Boxes of drawstrings packed and labelled in our studio
Boxes of small drawstrings, packed and labelled in our studio.

The last few weeks we have been quite focused (apart from our move) on getting some new products designed and produced and it's made me think a lot again about the endless cry of "Promotion, promotion, promotion" that goes up in most of the art/craft forums whenever someone complains that their work is not selling.

Here are some of the things we've been doing to get a limited number of really good new products on to our shop this upcoming summer and autumn.

  1. Designing new wraps - we have our first four pattern samples now and all four will need some changes and alterations before we can go into even a very small run. Initially we hope to have one or two patterns in half a dozen prints.
  2. Deciding which pictures will go on our new shoulder pouches, and which silks to combine them with. Then doing about 1500 prints.
  3. Negotiating with the factory making our D rings, clips and buckles for the bags - all in special sizes. Trying to get them to ship them - on time, or not on time. Just SHIP them!
  4. Negotiating over our laptop bags - endlessly. At this point this mainly consists of insisting that they are made on time and that delays are not okay.
  5. Getting the cushions organised again - this has been going on forever as we try out different designs and try to get them actually made. At last.
  6. Working on new tote bag samples with a very enthusiastic young woman in Hong Kong.
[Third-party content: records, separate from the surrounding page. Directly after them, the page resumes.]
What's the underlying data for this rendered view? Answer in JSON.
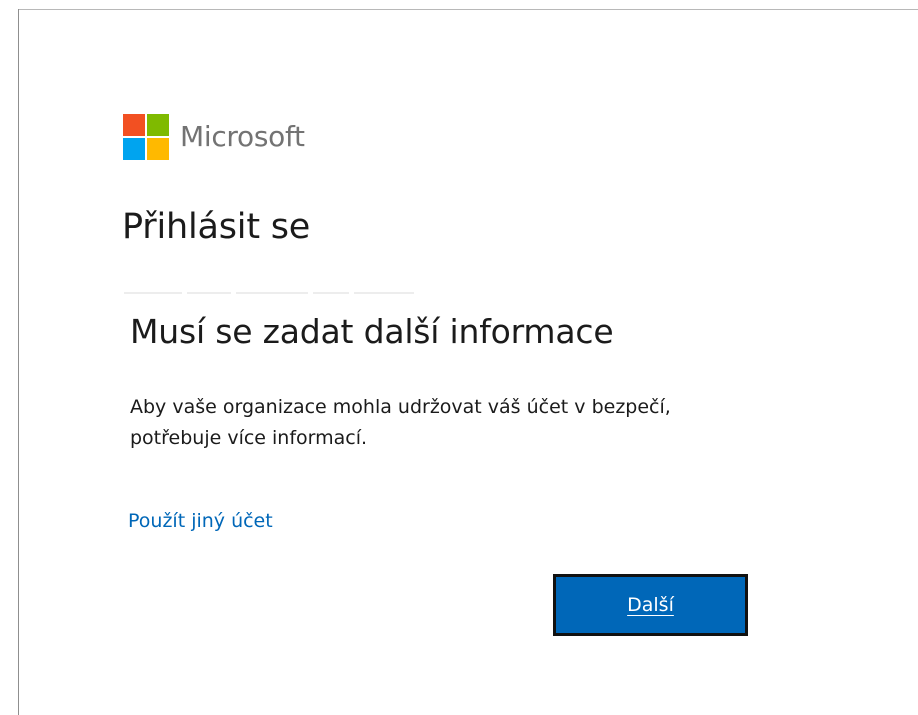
{
  "brand": {
    "name": "Microsoft",
    "logo_colors": [
      "#f25022",
      "#7fba00",
      "#00a4ef",
      "#ffb900"
    ],
    "text_color": "#737373"
  },
  "page": {
    "title": "Přihlásit se"
  },
  "prompt": {
    "heading": "Musí se zadat další informace",
    "body": "Aby vaše organizace mohla udržovat váš účet v bezpečí, potřebuje více informací."
  },
  "actions": {
    "other_account_link": "Použít jiný účet",
    "next_label": "Další"
  },
  "colors": {
    "accent": "#0067b8",
    "text": "#1b1b1b"
  }
}
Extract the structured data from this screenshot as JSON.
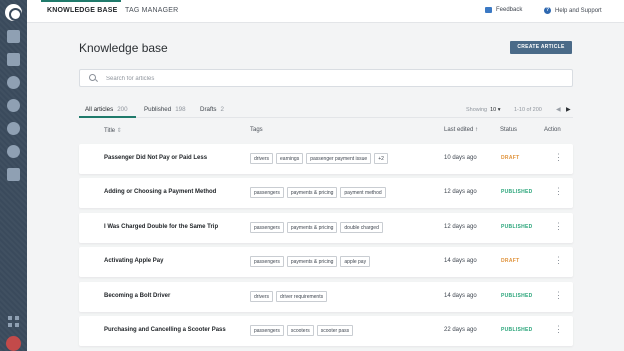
{
  "top_nav": {
    "tabs": [
      {
        "label": "KNOWLEDGE BASE",
        "active": true
      },
      {
        "label": "TAG MANAGER",
        "active": false
      }
    ],
    "feedback_label": "Feedback",
    "help_label": "Help and Support"
  },
  "page": {
    "title": "Knowledge base",
    "create_button": "CREATE ARTICLE"
  },
  "search": {
    "placeholder": "Search for articles",
    "value": ""
  },
  "filters": [
    {
      "label": "All articles",
      "count": "200",
      "active": true
    },
    {
      "label": "Published",
      "count": "198",
      "active": false
    },
    {
      "label": "Drafts",
      "count": "2",
      "active": false
    }
  ],
  "pagination": {
    "showing_label": "Showing",
    "per_page": "10",
    "range": "1-10 of 200"
  },
  "columns": {
    "title": "Title",
    "tags": "Tags",
    "last_edited": "Last edited",
    "status": "Status",
    "action": "Action"
  },
  "colors": {
    "draft": "#e0923a",
    "published": "#2aa57a",
    "accent": "#1f7a6b",
    "button": "#4a6a88"
  },
  "articles": [
    {
      "title": "Passenger Did Not Pay or Paid Less",
      "tags": [
        "drivers",
        "earnings",
        "passenger payment issue",
        "+2"
      ],
      "edited": "10 days ago",
      "status": "DRAFT"
    },
    {
      "title": "Adding or Choosing a Payment Method",
      "tags": [
        "passengers",
        "payments & pricing",
        "payment method"
      ],
      "edited": "12 days ago",
      "status": "PUBLISHED"
    },
    {
      "title": "I Was Charged Double for the Same Trip",
      "tags": [
        "passengers",
        "payments & pricing",
        "double charged"
      ],
      "edited": "12 days ago",
      "status": "PUBLISHED"
    },
    {
      "title": "Activating Apple Pay",
      "tags": [
        "passengers",
        "payments & pricing",
        "apple pay"
      ],
      "edited": "14 days ago",
      "status": "DRAFT"
    },
    {
      "title": "Becoming a Bolt Driver",
      "tags": [
        "drivers",
        "driver requirements"
      ],
      "edited": "14 days ago",
      "status": "PUBLISHED"
    },
    {
      "title": "Purchasing and Cancelling a Scooter Pass",
      "tags": [
        "passengers",
        "scooters",
        "scooter pass"
      ],
      "edited": "22 days ago",
      "status": "PUBLISHED"
    }
  ]
}
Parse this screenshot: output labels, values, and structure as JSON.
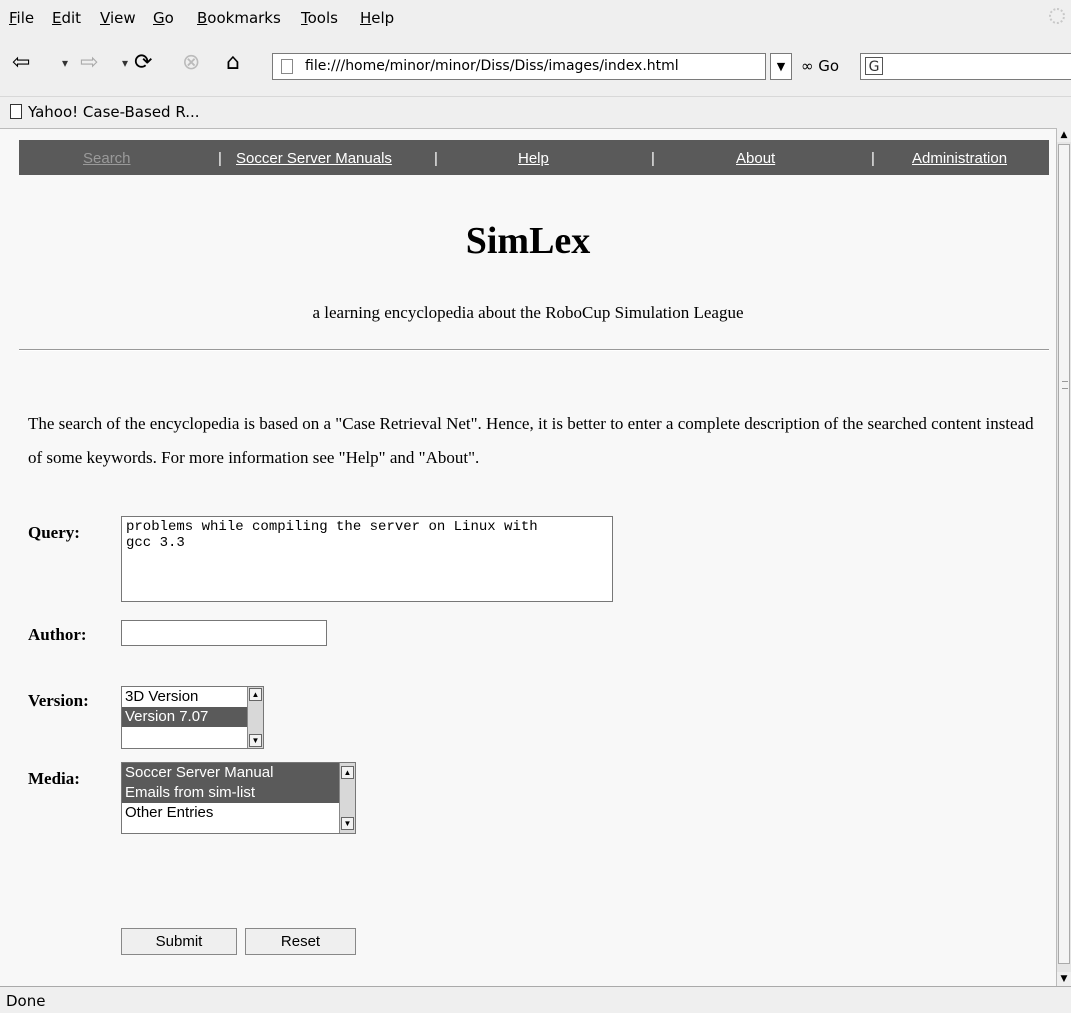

Who is convinced we also need glasses cases.
  7. Doing the first designs for needlepoint cushion samples. Trying to get one of our Bohemian Cats pictures to look right at 20 stitches to the inch in 20 colours is proving challenging!
Some of these things are tedious, but others are the exciting part of design - I love doing new patterns and pictures. The point is that they are all very demanding of design, production, communication and organisational skills. But they're the very most important, central part of the work of any studio business.

Next time someone tells you about their ideas, ask them about how they will put those into production. There's a common fallacy that creativity is mostly about coming up with good ideas and then marketing them well. The reality is that ideas are easy. It's getting them designed and produced to high quality, at the right price and in a repeatable way, is the hard part.

In the end, however good your marketing, branding, public relations and customer service, you'll sink or swim on the quality of your products.